Multivariate Hydrogen‐Bonded Organic Frameworks with Tunable Permanent Porosities for Capture of a Mustard Gas Simulant

Abstract Precise synthesis of topologically predictable and discrete molecular crystals with permanent porosities remains a long‐term challenge. Here, we report the first successful synthesis of a series of 11 isoreticular multivariate hydrogen‐bonded organic frameworks (MTV‐HOFs) from pyrene‐based derivatives bearing −H, −CH 3 , −NH 2 and −F groups achieved by a shape‐fitted, π–π stacking self‐assembly strategy.

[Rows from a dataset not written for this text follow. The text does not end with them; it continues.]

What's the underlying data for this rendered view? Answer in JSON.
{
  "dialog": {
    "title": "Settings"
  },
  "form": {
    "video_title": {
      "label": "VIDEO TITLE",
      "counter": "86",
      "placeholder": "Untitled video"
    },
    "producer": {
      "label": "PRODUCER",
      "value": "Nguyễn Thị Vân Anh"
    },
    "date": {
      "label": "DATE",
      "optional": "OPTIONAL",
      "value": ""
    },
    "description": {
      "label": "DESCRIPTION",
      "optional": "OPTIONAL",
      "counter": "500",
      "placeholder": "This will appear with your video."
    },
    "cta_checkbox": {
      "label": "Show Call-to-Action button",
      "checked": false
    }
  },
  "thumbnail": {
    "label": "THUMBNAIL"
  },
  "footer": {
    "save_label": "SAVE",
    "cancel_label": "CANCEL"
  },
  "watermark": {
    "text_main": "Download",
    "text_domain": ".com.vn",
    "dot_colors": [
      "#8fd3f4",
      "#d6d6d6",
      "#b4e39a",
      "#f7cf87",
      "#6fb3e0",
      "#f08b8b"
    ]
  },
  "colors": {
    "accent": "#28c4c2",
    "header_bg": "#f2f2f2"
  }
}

These MTV‐HOFs are single‐crystalline materials composed of tecton, as verified by single‐crystal diffraction, nuclear magnetic resonance (NMR) spectra, Raman spectra, water sorption isotherms and density functional theory (DFT) calculations. These MTV‐HOFs exhibit tunable hydrophobicity with water uptake starting from 50 to 80 % relative humidity, by adjusting the combinations and ratios of functional groups. As a proof of application, the resulting MTV‐HOFs were shown to be capable of capturing a mustard gas simulant, 2‐chloroethyl ethyl sulfide (CEES) from moisture. The location of different functional groups within the pores of the MTV‐HOFs leads to a synergistic effect, which resulted in a superior CEES/H 2 O selectivity (up to 94 %) compared to that of the HOFs with only pure component and enhanced breakthrough performance (up to 4000 min/g) when compared to benchmark MOF materials. This work is an important advance in the synthesis of MTV‐HOFs, and provides a platform for the development of porous molecular materials for numerous applications.